Most articles about perpetual contracts explain what they are.
This one assumes you know. Let's talk about what makes the difference between a perp platform that works for serious traders and one that looks good until it matters.
The liquidity source
Nika's perps are powered by Hyperliquid's and Ostium’s infrastructure — which means you're accessing one of the deepest onchain order books in existence. This isn't a synthetic liquidity pool with artificial depth. It's real liquidity, real price discovery, and funding rates that settle every hour — more frequently than most platforms, which means tighter alignment between the perp price and spot, and fewer nasty surprises when you're holding a position overnight.

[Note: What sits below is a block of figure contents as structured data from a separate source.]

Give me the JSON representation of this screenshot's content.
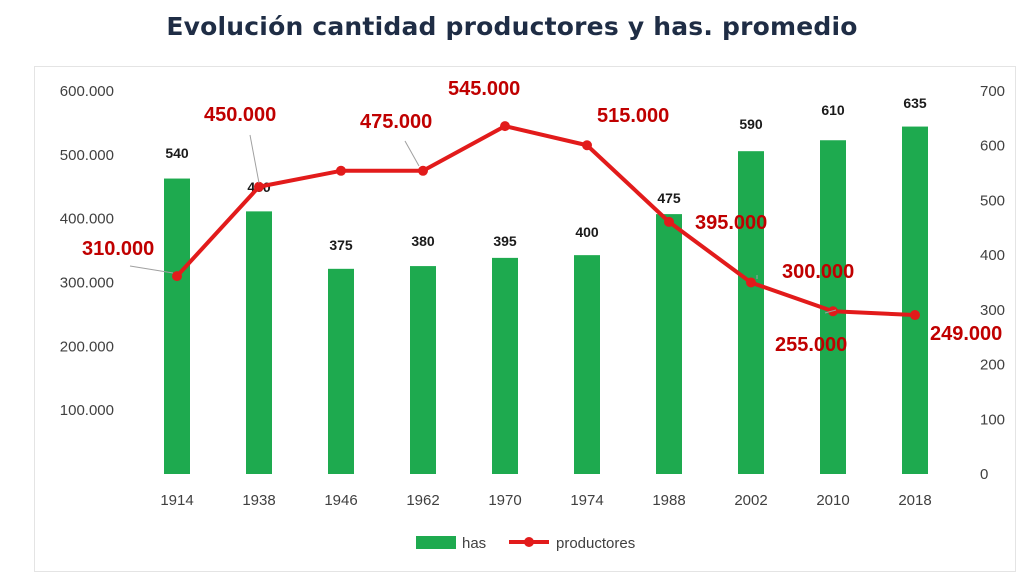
{
  "chart_data": {
    "type": "bar",
    "title": "Evolución cantidad productores y has. promedio",
    "categories": [
      "1914",
      "1938",
      "1946",
      "1962",
      "1970",
      "1974",
      "1988",
      "2002",
      "2010",
      "2018"
    ],
    "series": [
      {
        "name": "has",
        "type": "bar",
        "axis": "right",
        "color": "#1eaa4f",
        "values": [
          540,
          480,
          375,
          380,
          395,
          400,
          475,
          590,
          610,
          635
        ],
        "labels": [
          "540",
          "480",
          "375",
          "380",
          "395",
          "400",
          "475",
          "590",
          "610",
          "635"
        ]
      },
      {
        "name": "productores",
        "type": "line",
        "axis": "left",
        "color": "#e21b1b",
        "values": [
          310000,
          450000,
          475000,
          475000,
          545000,
          515000,
          395000,
          300000,
          255000,
          249000
        ],
        "labels": [
          "310.000",
          "450.000",
          "475.000",
          "",
          "545.000",
          "515.000",
          "395.000",
          "300.000",
          "255.000",
          "249.000"
        ]
      }
    ],
    "y_left": {
      "ylim": [
        0,
        600000
      ],
      "ticks": [
        "",
        "100.000",
        "200.000",
        "300.000",
        "400.000",
        "500.000",
        "600.000"
      ]
    },
    "y_right": {
      "ylim": [
        0,
        700
      ],
      "ticks": [
        "0",
        "100",
        "200",
        "300",
        "400",
        "500",
        "600",
        "700"
      ]
    },
    "grid": false,
    "legend_position": "bottom",
    "legend": [
      "has",
      "productores"
    ]
  }
}
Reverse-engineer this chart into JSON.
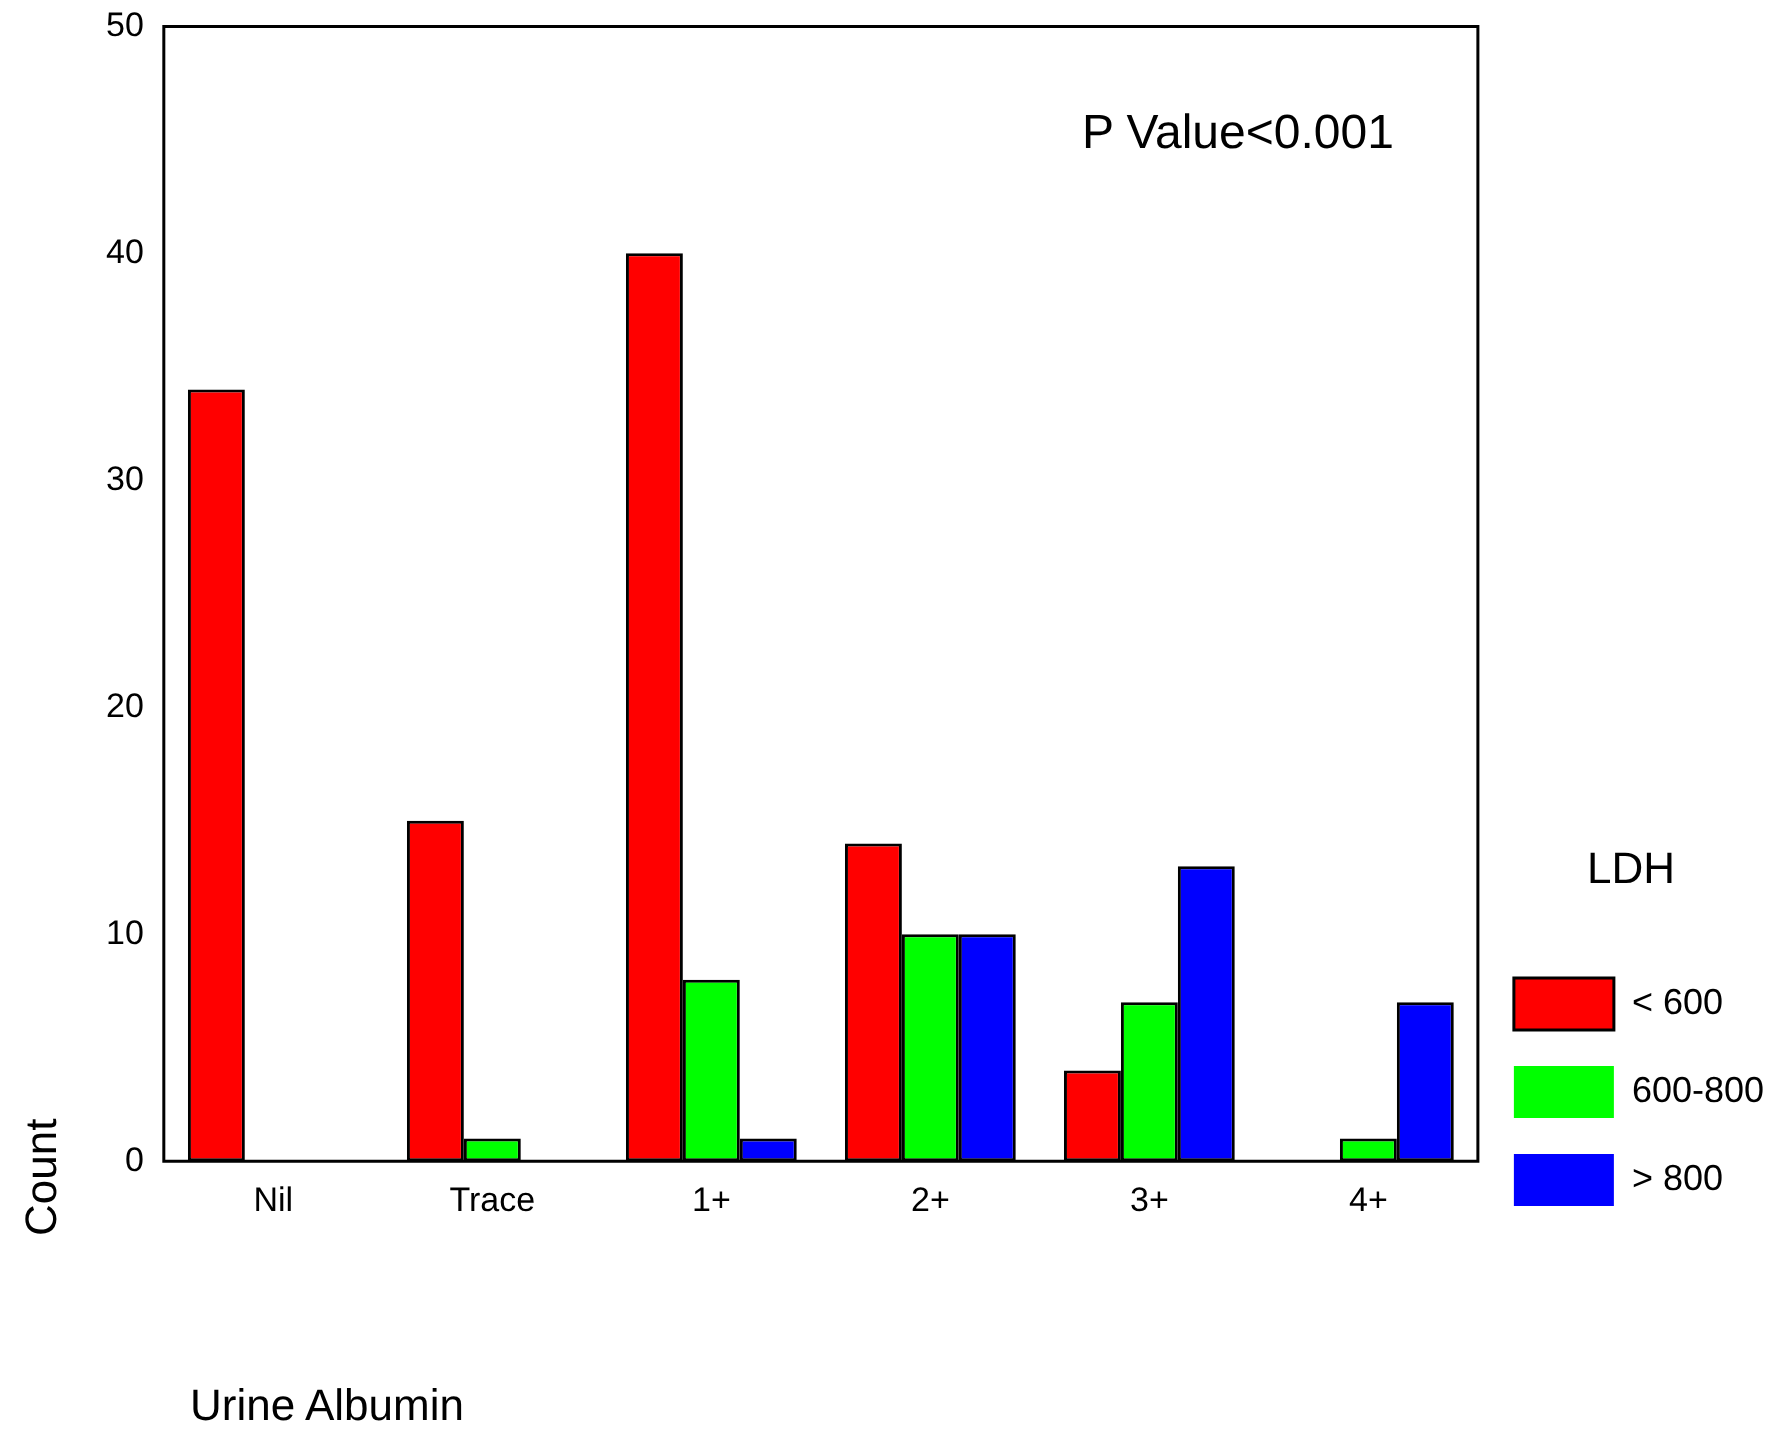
{
  "chart_data": {
    "type": "bar",
    "xlabel": "Urine Albumin",
    "ylabel": "Count",
    "legend_title": "LDH",
    "legend": "right",
    "categories": [
      "Nil",
      "Trace",
      "1+",
      "2+",
      "3+",
      "4+"
    ],
    "series": [
      {
        "name": "< 600",
        "color": "#ff0000",
        "values": [
          34,
          15,
          40,
          14,
          4,
          0
        ]
      },
      {
        "name": "600-800",
        "color": "#00ff00",
        "values": [
          0,
          1,
          8,
          10,
          7,
          1
        ]
      },
      {
        "name": "> 800",
        "color": "#0000ff",
        "values": [
          0,
          0,
          1,
          10,
          13,
          7
        ]
      }
    ],
    "ylim": [
      0,
      50
    ],
    "yticks": [
      0,
      10,
      20,
      30,
      40,
      50
    ],
    "grid": false,
    "annotations": [
      "P Value<0.001"
    ]
  }
}
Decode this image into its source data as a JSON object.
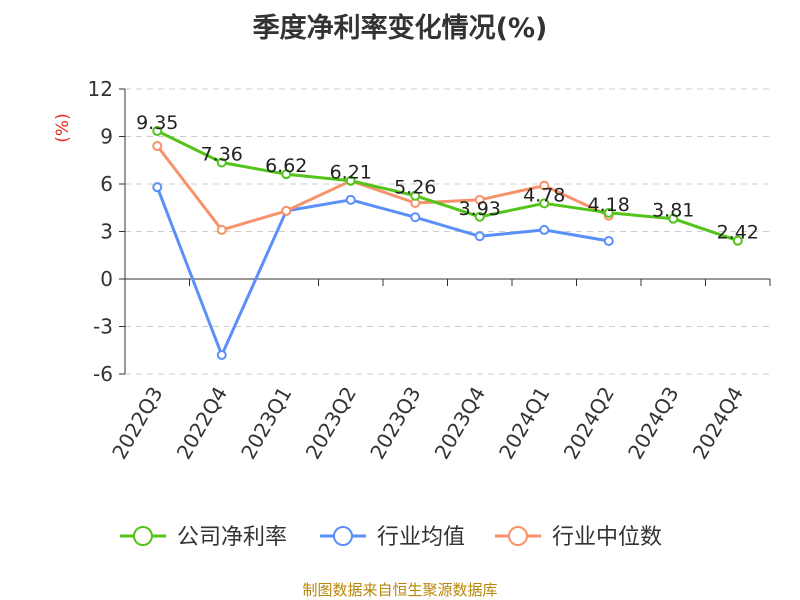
{
  "chart_data": {
    "type": "line",
    "title": "季度净利率变化情况(%)",
    "ylabel": "(%)",
    "xlabel": "",
    "categories": [
      "2022Q3",
      "2022Q4",
      "2023Q1",
      "2023Q2",
      "2023Q3",
      "2023Q4",
      "2024Q1",
      "2024Q2",
      "2024Q3",
      "2024Q4"
    ],
    "ylim": [
      -6,
      12
    ],
    "yticks": [
      "12",
      "9",
      "6",
      "3",
      "0",
      "-3",
      "-6"
    ],
    "grid": true,
    "legend_position": "bottom",
    "series": [
      {
        "name": "公司净利率",
        "color": "#52c41a",
        "values": [
          9.35,
          7.36,
          6.62,
          6.21,
          5.26,
          3.93,
          4.78,
          4.18,
          3.81,
          2.42
        ],
        "labels": [
          "9.35",
          "7.36",
          "6.62",
          "6.21",
          "5.26",
          "3.93",
          "4.78",
          "4.18",
          "3.81",
          "2.42"
        ]
      },
      {
        "name": "行业均值",
        "color": "#5b8ff9",
        "values": [
          5.8,
          -4.8,
          4.3,
          5.0,
          3.9,
          2.7,
          3.1,
          2.4,
          null,
          null
        ]
      },
      {
        "name": "行业中位数",
        "color": "#f6936a",
        "values": [
          8.4,
          3.1,
          4.3,
          6.2,
          4.8,
          5.0,
          5.9,
          4.0,
          null,
          null
        ]
      }
    ]
  },
  "footer": {
    "source": "制图数据来自恒生聚源数据库"
  }
}
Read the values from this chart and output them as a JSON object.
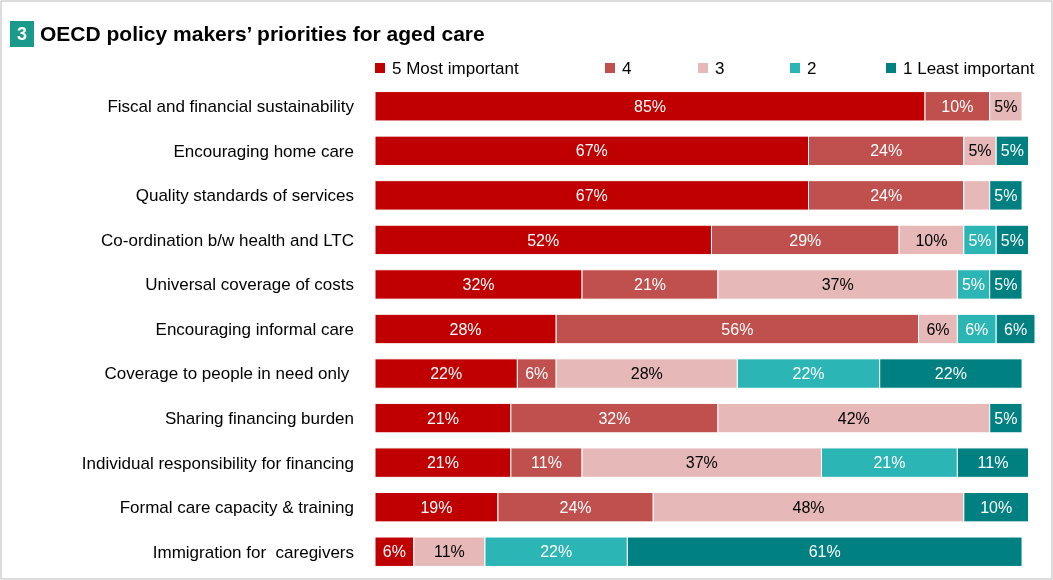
{
  "chart_data": {
    "type": "bar",
    "orientation": "horizontal",
    "stacked": true,
    "title": "OECD policy makers’ priorities for aged care",
    "annotations": [
      "3"
    ],
    "legend": "top",
    "tick_labels": "y",
    "categories": [
      "Fiscal and financial sustainability",
      "Encouraging home care",
      "Quality standards of services",
      "Co-ordination b/w health and LTC",
      "Universal coverage of costs",
      "Encouraging informal care",
      "Coverage to people in need only ",
      "Sharing financing burden",
      "Individual responsibility for financing",
      "Formal care capacity & training",
      "Immigration for  caregivers"
    ],
    "series": [
      {
        "name": "5 Most important",
        "color": "#c00000",
        "values": [
          85,
          67,
          67,
          52,
          32,
          28,
          22,
          21,
          21,
          19,
          6
        ],
        "value_labels": [
          "85%",
          "67%",
          "67%",
          "52%",
          "32%",
          "28%",
          "22%",
          "21%",
          "21%",
          "19%",
          "6%"
        ]
      },
      {
        "name": "4",
        "color": "#c0504d",
        "values": [
          10,
          24,
          24,
          29,
          21,
          56,
          6,
          32,
          11,
          24,
          null
        ],
        "value_labels": [
          "10%",
          "24%",
          "24%",
          "29%",
          "21%",
          "56%",
          "6%",
          "32%",
          "11%",
          "24%",
          null
        ]
      },
      {
        "name": "3",
        "color": "#e6b9b8",
        "values": [
          5,
          5,
          4,
          10,
          37,
          6,
          28,
          42,
          37,
          48,
          11
        ],
        "value_labels": [
          "5%",
          "5%",
          null,
          "10%",
          "37%",
          "6%",
          "28%",
          "42%",
          "37%",
          "48%",
          "11%"
        ]
      },
      {
        "name": "2",
        "color": "#2bb5b5",
        "values": [
          null,
          null,
          null,
          5,
          5,
          6,
          22,
          null,
          21,
          null,
          22
        ],
        "value_labels": [
          null,
          null,
          null,
          "5%",
          "5%",
          "6%",
          "22%",
          null,
          "21%",
          null,
          "22%"
        ]
      },
      {
        "name": "1 Least important",
        "color": "#008080",
        "values": [
          null,
          5,
          5,
          5,
          5,
          6,
          22,
          5,
          11,
          10,
          61
        ],
        "value_labels": [
          null,
          "5%",
          "5%",
          "5%",
          "5%",
          "6%",
          "22%",
          "5%",
          "11%",
          "10%",
          "61%"
        ]
      }
    ]
  }
}
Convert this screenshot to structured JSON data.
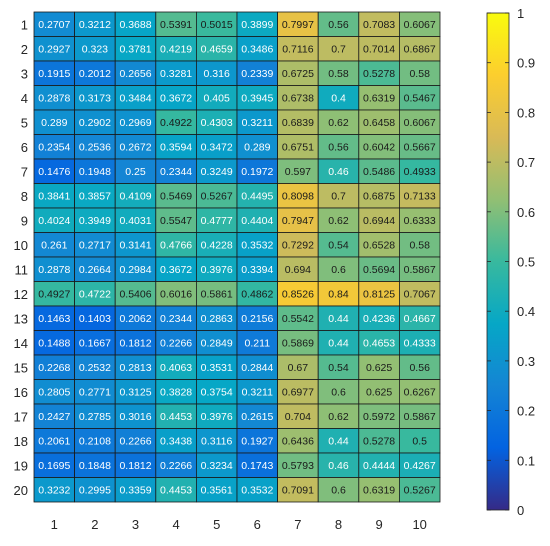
{
  "chart_data": {
    "type": "heatmap",
    "title": "",
    "xlabel": "",
    "ylabel": "",
    "x_categories": [
      "1",
      "2",
      "3",
      "4",
      "5",
      "6",
      "7",
      "8",
      "9",
      "10"
    ],
    "y_categories": [
      "1",
      "2",
      "3",
      "4",
      "5",
      "6",
      "7",
      "8",
      "9",
      "10",
      "11",
      "12",
      "13",
      "14",
      "15",
      "16",
      "17",
      "18",
      "19",
      "20"
    ],
    "values": [
      [
        "0.2707",
        "0.3212",
        "0.3688",
        "0.5391",
        "0.5015",
        "0.3899",
        "0.7997",
        "0.56",
        "0.7083",
        "0.6067"
      ],
      [
        "0.2927",
        "0.323",
        "0.3781",
        "0.4219",
        "0.4659",
        "0.3486",
        "0.7116",
        "0.7",
        "0.7014",
        "0.6867"
      ],
      [
        "0.1915",
        "0.2012",
        "0.2656",
        "0.3281",
        "0.316",
        "0.2339",
        "0.6725",
        "0.58",
        "0.5278",
        "0.58"
      ],
      [
        "0.2878",
        "0.3173",
        "0.3484",
        "0.3672",
        "0.405",
        "0.3945",
        "0.6738",
        "0.4",
        "0.6319",
        "0.5467"
      ],
      [
        "0.289",
        "0.2902",
        "0.2969",
        "0.4922",
        "0.4303",
        "0.3211",
        "0.6839",
        "0.62",
        "0.6458",
        "0.6067"
      ],
      [
        "0.2354",
        "0.2536",
        "0.2672",
        "0.3594",
        "0.3472",
        "0.289",
        "0.6751",
        "0.56",
        "0.6042",
        "0.5667"
      ],
      [
        "0.1476",
        "0.1948",
        "0.25",
        "0.2344",
        "0.3249",
        "0.1972",
        "0.597",
        "0.46",
        "0.5486",
        "0.4933"
      ],
      [
        "0.3841",
        "0.3857",
        "0.4109",
        "0.5469",
        "0.5267",
        "0.4495",
        "0.8098",
        "0.7",
        "0.6875",
        "0.7133"
      ],
      [
        "0.4024",
        "0.3949",
        "0.4031",
        "0.5547",
        "0.4777",
        "0.4404",
        "0.7947",
        "0.62",
        "0.6944",
        "0.6333"
      ],
      [
        "0.261",
        "0.2717",
        "0.3141",
        "0.4766",
        "0.4228",
        "0.3532",
        "0.7292",
        "0.54",
        "0.6528",
        "0.58"
      ],
      [
        "0.2878",
        "0.2664",
        "0.2984",
        "0.3672",
        "0.3976",
        "0.3394",
        "0.694",
        "0.6",
        "0.5694",
        "0.5867"
      ],
      [
        "0.4927",
        "0.4722",
        "0.5406",
        "0.6016",
        "0.5861",
        "0.4862",
        "0.8526",
        "0.84",
        "0.8125",
        "0.7067"
      ],
      [
        "0.1463",
        "0.1403",
        "0.2062",
        "0.2344",
        "0.2863",
        "0.2156",
        "0.5542",
        "0.44",
        "0.4236",
        "0.4667"
      ],
      [
        "0.1488",
        "0.1667",
        "0.1812",
        "0.2266",
        "0.2849",
        "0.211",
        "0.5869",
        "0.44",
        "0.4653",
        "0.4333"
      ],
      [
        "0.2268",
        "0.2532",
        "0.2813",
        "0.4063",
        "0.3531",
        "0.2844",
        "0.67",
        "0.54",
        "0.625",
        "0.56"
      ],
      [
        "0.2805",
        "0.2771",
        "0.3125",
        "0.3828",
        "0.3754",
        "0.3211",
        "0.6977",
        "0.6",
        "0.625",
        "0.6267"
      ],
      [
        "0.2427",
        "0.2785",
        "0.3016",
        "0.4453",
        "0.3976",
        "0.2615",
        "0.704",
        "0.62",
        "0.5972",
        "0.5867"
      ],
      [
        "0.2061",
        "0.2108",
        "0.2266",
        "0.3438",
        "0.3116",
        "0.1927",
        "0.6436",
        "0.44",
        "0.5278",
        "0.5"
      ],
      [
        "0.1695",
        "0.1848",
        "0.1812",
        "0.2266",
        "0.3234",
        "0.1743",
        "0.5793",
        "0.46",
        "0.4444",
        "0.4267"
      ],
      [
        "0.3232",
        "0.2995",
        "0.3359",
        "0.4453",
        "0.3561",
        "0.3532",
        "0.7091",
        "0.6",
        "0.6319",
        "0.5267"
      ]
    ],
    "colorbar": {
      "range": [
        0,
        1
      ],
      "ticks": [
        "0",
        "0.1",
        "0.2",
        "0.3",
        "0.4",
        "0.5",
        "0.6",
        "0.7",
        "0.8",
        "0.9",
        "1"
      ],
      "colormap": "parula"
    },
    "colormap_stops": [
      "#352a87",
      "#0363e1",
      "#1485d4",
      "#06a7c6",
      "#38b99e",
      "#92bf73",
      "#d9ba56",
      "#fcce2e",
      "#f9fb0e"
    ]
  }
}
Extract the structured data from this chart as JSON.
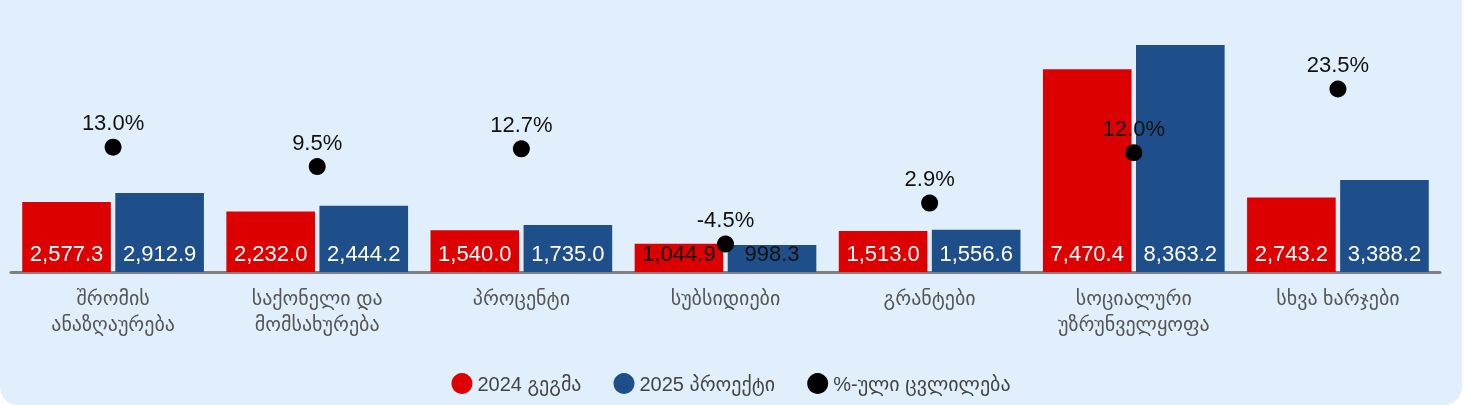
{
  "chart_data": {
    "type": "bar",
    "categories": [
      "შრომის ანაზღაურება",
      "საქონელი და მომსახურება",
      "პროცენტი",
      "სუბსიდიები",
      "გრანტები",
      "სოციალური უზრუნველყოფა",
      "სხვა ხარჯები"
    ],
    "series": [
      {
        "name": "2024 გეგმა",
        "color": "#dd0000",
        "values": [
          2577.3,
          2232.0,
          1540.0,
          1044.9,
          1513.0,
          7470.4,
          2743.2
        ],
        "value_labels": [
          "2,577.3",
          "2,232.0",
          "1,540.0",
          "1,044.9",
          "1,513.0",
          "7,470.4",
          "2,743.2"
        ]
      },
      {
        "name": "2025 პროექტი",
        "color": "#1f4f8b",
        "values": [
          2912.9,
          2444.2,
          1735.0,
          998.3,
          1556.6,
          8363.2,
          3388.2
        ],
        "value_labels": [
          "2,912.9",
          "2,444.2",
          "1,735.0",
          "998.3",
          "1,556.6",
          "8,363.2",
          "3,388.2"
        ]
      },
      {
        "name": "%-ული ცვლილება",
        "type": "scatter",
        "axis": "y2",
        "color": "#000000",
        "x": [
          "შრომის ანაზღაურება",
          "საქონელი და მომსახურება",
          "პროცენტი",
          "სუბსიდიები",
          "გრანტები",
          "სოციალური უზრუნველყოფა",
          "სხვა ხარჯები"
        ],
        "values": [
          13.0,
          9.5,
          12.7,
          -4.5,
          2.9,
          12.0,
          23.5
        ],
        "value_labels": [
          "13.0%",
          "9.5%",
          "12.7%",
          "-4.5%",
          "2.9%",
          "12.0%",
          "23.5%"
        ]
      }
    ],
    "legend": "bottom",
    "grid": false,
    "tick_labels": "x",
    "marker": "circle"
  }
}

The mark price Hyperliquid and Ostium use for liquidations is an aggregated value drawing on both external CEX data and internal book state. In plain language: you don't get liquidated because a whale briefly spiked a thin order book. The liquidation price reflects the real market, not a momentary anomaly.
The account structure
This one matters more than most people realize.
Your perps balance on Nika is completely separate from everything else. Your spot holdings, your yield positions, your staked assets — none of them are exposed to a perp liquidation. If a trade goes wrong, it goes wrong in isolation.
This is not how most platforms work. Most platforms pool your collateral, meaning a bad perp position can theoretically eat into assets you never intended to risk. Nika's architecture prevents that by design.
The order types
Beyond the basics — market, limit, stop market, stop limit — Nika gives you two tools that separate serious setups from retail ones.
TWAP (Time-Weighted Average Price) breaks a large order into pieces executed every 30 seconds over a timeframe you define. Randomize mode varies the size and timing of each suborder, making your execution less predictable to bots hunting patterns. If you're moving size, this is how you do it without telegraphing every move.
Scale orders let you place a series of limit orders across a defined price range automatically. DCA into a position without clicking thirty times. Ladder out of a trade without timing every exit manually.
The margin mechanics
Cross margin pools collateral across all your cross-margin positions — maximum capital efficiency, but your positions share risk. Isolated margin rings-fences a single position — if it gets liquidated, nothing else is touched.
The right choice depends on your setup. Active traders managing multiple simultaneous positions often prefer cross for efficiency. Traders sizing into a high-conviction position they want protected from everything else use isolated.
Both are available on every market, switchable at position level.
The risk management layer
TP/SL on Nika is placed directly on the TradingView chart — drag to adjust, with error prevention that stops you from accidentally setting an order that executes immediately.
OCO (One-Cancels-Other) links your TP and SL to a parent order. When the parent fills, both orders activate. If the parent partially fills, they stay inactive until the fill completes. This is how institutional desks manage risk — not with manual monitoring, but with linked order logic that handles the mechanics automatically.
The bottom line
Most perp platforms give you leverage and call it a feature set.
Nika gives you Hyperliquid's and Ostium’s liquidity, isolated account architecture that protects everything outside your perp balance, institutional-grade order types, and risk management tools that work the way serious traders expect.
150+ markets. 200x leverage. The deepest onchain liquidity available. That's what trading on Nika actually means.
This is what perps look like when they're built for people who actually know how to use them.